Anthropic dropped its latest AI model Monday with a bold proclamation: Claude Sonnet 4.5 is the best coding model in the world. That's a big claim in an industry where "best" tends to have a shelf life measured in weeks, not months. But the San Francisco-based AI company is backing it up with benchmarks, customer testimonials, and one particularly eye-catching number: this thing can code autonomously for more than 30 hours straight.
Key Points:
- Claude Sonnet 4.5 achieves state-of-the-art performance on SWE-bench Verified.
- The model costs the same as Claude Sonnet 4.
- Anthropic claims this is its "most aligned" model yet.
Less than two months ago, Anthropic released Claude Opus 4.1. Before that, Claude Sonnet 4 arrived in May.

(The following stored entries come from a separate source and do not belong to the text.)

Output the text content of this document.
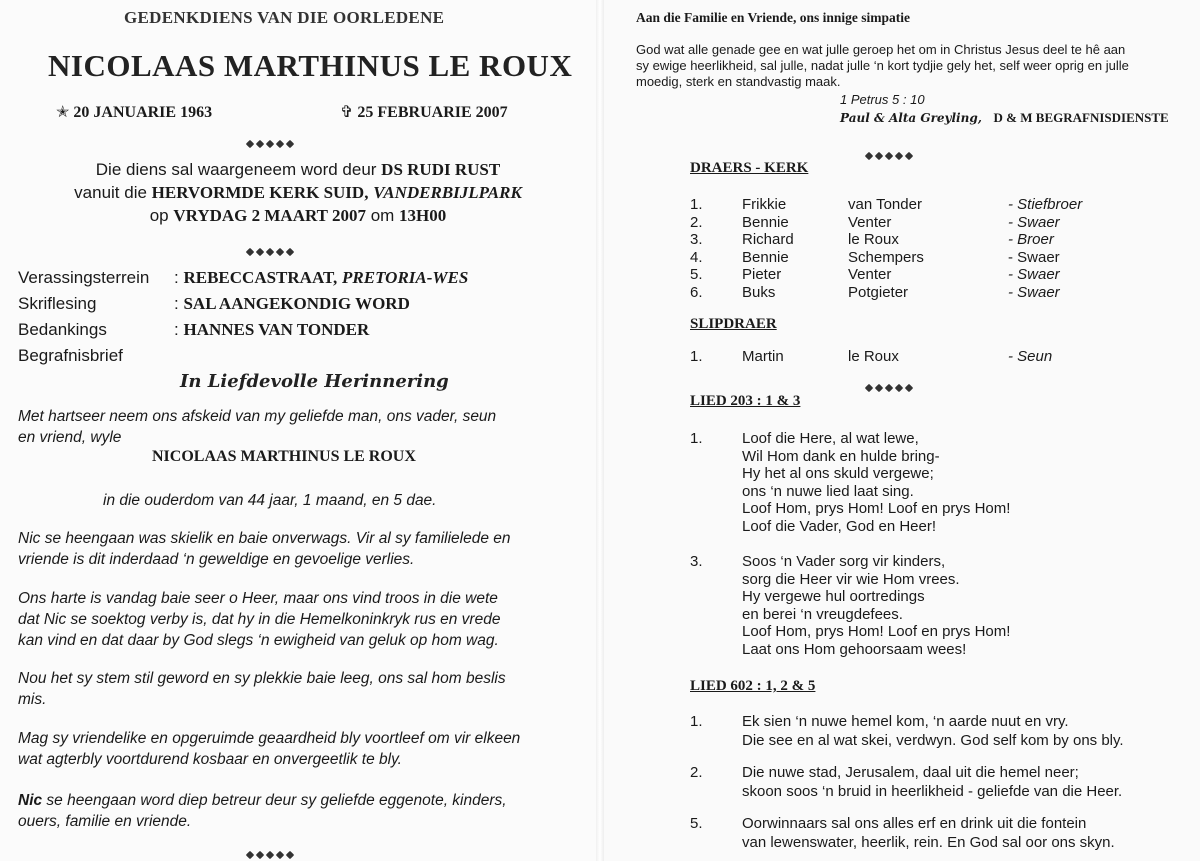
GEDENKDIENS VAN DIE OORLEDENE
NICOLAAS MARTHINUS LE ROUX
✭ 20 JANUARIE 1963	✞ 25 FEBRUARIE 2007
Die diens sal waargeneem word deur DS RUDI RUST
vanuit die HERVORMDE KERK SUID, VANDERBIJLPARK
op VRYDAG 2 MAART 2007 om 13H00
Verassingsterrein : REBECCASTRAAT, PRETORIA-WES
Skriflesing	: SAL AANGEKONDIG WORD
Bedankings	: HANNES VAN TONDER
Begrafnisbrief
In Liefdevolle Herinnering
Met hartseer neem ons afskeid van my geliefde man, ons vader, seun
en vriend, wyle
NICOLAAS MARTHINUS LE ROUX
in die ouderdom van 44 jaar, 1 maand, en 5 dae.
Nic se heengaan was skielik en baie onverwags. Vir al sy familielede en
vriende is dit inderdaad ‘n geweldige en gevoelige verlies.
Ons harte is vandag baie seer o Heer, maar ons vind troos in die wete
dat Nic se soektog verby is, dat hy in die Hemelkoninkryk rus en vrede
kan vind en dat daar by God slegs ‘n ewigheid van geluk op hom wag.
Nou het sy stem stil geword en sy plekkie baie leeg, ons sal hom beslis
mis.
Mag sy vriendelike en opgeruimde geaardheid bly voortleef om vir elkeen
wat agterbly voortdurend kosbaar en onvergeetlik te bly.
Nic se heengaan word diep betreur deur sy geliefde eggenote, kinders,
ouers, familie en vriende.
Aan die Familie en Vriende, ons innige simpatie
God wat alle genade gee en wat julle geroep het om in Christus Jesus deel te hê aan
sy ewige heerlikheid, sal julle, nadat julle ‘n kort tydjie gely het, self weer oprig en julle
moedig, sterk en standvastig maak.
1 Petrus 5 : 10
Paul & Alta Greyling, D & M BEGRAFNISDIENSTE
DRAERS - KERK
1.	Frikkie	van Tonder	- Stiefbroer
2.	Bennie	Venter	- Swaer
3.	Richard	le Roux	- Broer
4.	Bennie	Schempers	- Swaer
5.	Pieter	Venter	- Swaer
6.	Buks	Potgieter	- Swaer
SLIPDRAER
1.	Martin	le Roux	- Seun
LIED 203 : 1 & 3
1.	Loof die Here, al wat lewe,
Wil Hom dank en hulde bring-
Hy het al ons skuld vergewe;
ons ‘n nuwe lied laat sing.
Loof Hom, prys Hom! Loof en prys Hom!
Loof die Vader, God en Heer!
3.	Soos ‘n Vader sorg vir kinders,
sorg die Heer vir wie Hom vrees.
Hy vergewe hul oortredings
en berei ‘n vreugdefees.
Loof Hom, prys Hom! Loof en prys Hom!
Laat ons Hom gehoorsaam wees!
LIED 602 : 1, 2 & 5
1.	Ek sien ‘n nuwe hemel kom, ‘n aarde nuut en vry.
Die see en al wat skei, verdwyn. God self kom by ons bly.
2.	Die nuwe stad, Jerusalem, daal uit die hemel neer;
skoon soos ‘n bruid in heerlikheid - geliefde van die Heer.
5.	Oorwinnaars sal ons alles erf en drink uit die fontein
van lewenswater, heerlik, rein. En God sal oor ons skyn.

The breakneck release schedule reflects just how competitive things have gotten. OpenAI launched GPT-5 in August, and Gemini 3 is reportedly on the horizon. Nobody stays on top for long.
What separates Sonnet 4.5 from its predecessors isn't just raw intelligence—it's endurance. Claude Opus 4 could handle about seven hours of autonomous work before losing the plot. Sonnet 4.5 extends that to 30 hours or more, according to Anthropic's Chief Product Officer Mike Krieger. During early enterprise trials, the company watched Sonnet 4.5 not just build an application but stand up database services, purchase domain names, and perform SOC 2 security audits—all without human intervention. Read more on the System Card here.

The model tops the SWE-bench Verified leaderboard, a benchmark that tests AI systems on actual GitHub issues from open-source Python repositories. Most of these problems take human engineers less than an hour to fix, but they require understanding large codebases, navigating unfamiliar code, and making surgical changes without breaking anything else. Sonnet 4.5 also scored 61.4% on OSWorld, a test of real-world computer tasks, up from 42.2% just four months ago with Sonnet 4.
Cursor CEO Michael Truell called Sonnet 4.5 "state-of-the-art" for longer-horizon coding tasks, while Windsurf CEO Jeff Wang described it as a "new generation of coding models". GitHub immediately added support for Sonnet 4.5 in Copilot for Pro, Business, and Enterprise users.
But raw performance is only part of the story. Anthropic is pitching Sonnet 4.5 as more than a powerful autocomplete—it's positioning the model as a colleague. Scott White, a product lead at Anthropic, described the evolution: "This is a continued evolution on Claude, going from an assistant to more of a collaborator to a full, autonomous agent that's capable of working for extended time horizons".
That shift from assistant to agent brings new risks. AI models with more autonomy need better guardrails, and Anthropic claims it's delivered. The company says Sonnet 4.5 is its most aligned frontier model yet, with major improvements in refusing harmful requests, resisting prompt injection attacks, and avoiding behaviors like excessive flattery or encouraging delusional thinking in users. The company's blog post highlights "substantial" improvements in "reducing concerning behaviors like sycophancy, deception, power-seeking, and the tendency to encourage delusional thinking".

Jared Kaplan, Anthropic's chief science officer, called it "the biggest jump in safety that I think we've seen in the last probably year, year and a half". The 300-page system card Anthropic published alongside the model includes detailed safety evaluations, from testing the model's propensity for reward hacking to probing whether it would attempt to sabotage oversight mechanisms. Anthropic even used mechanistic interpretability techniques—analyzing the model's internal representations—to understand whether it could detect when it was being evaluated and adjust its behavior accordingly. (It could, but the company says that doesn't undermine their safety conclusions.)
Anthropic reports Claude Code now generates over $500 million in annual recurring revenue, driven largely by coding use cases. Companies like Apple and Meta reportedly use Claude models internally. With Sonnet 4.5, Anthropic is betting that sustained, reliable performance on long-duration tasks will be more valuable than flashy short demos.
Developers can access Sonnet 4.5 through the Claude API, Amazon Bedrock, or the claude.ai web app. Anthropic is also shipping the Claude Agent SDK—the same infrastructure that powers Claude Code—so developers can build their own AI agents. There's even a temporary research preview called "Imagine with Claude" where the model generates software on the fly with no predetermined functionality or prewritten code. It's available to Max subscribers for five days.
One data point that deserves attention: Anthropic claims its models are improving at a predictable rate. The company says that "every six months its new model can handle tasks that are twice as complex". If that holds—and it's a big if—the implications for software development are significant. We're talking about AI systems that can work through multi-day projects, make architectural decisions, and ship production code.
Whether that's exciting or unsettling probably depends on whether you write code for a living.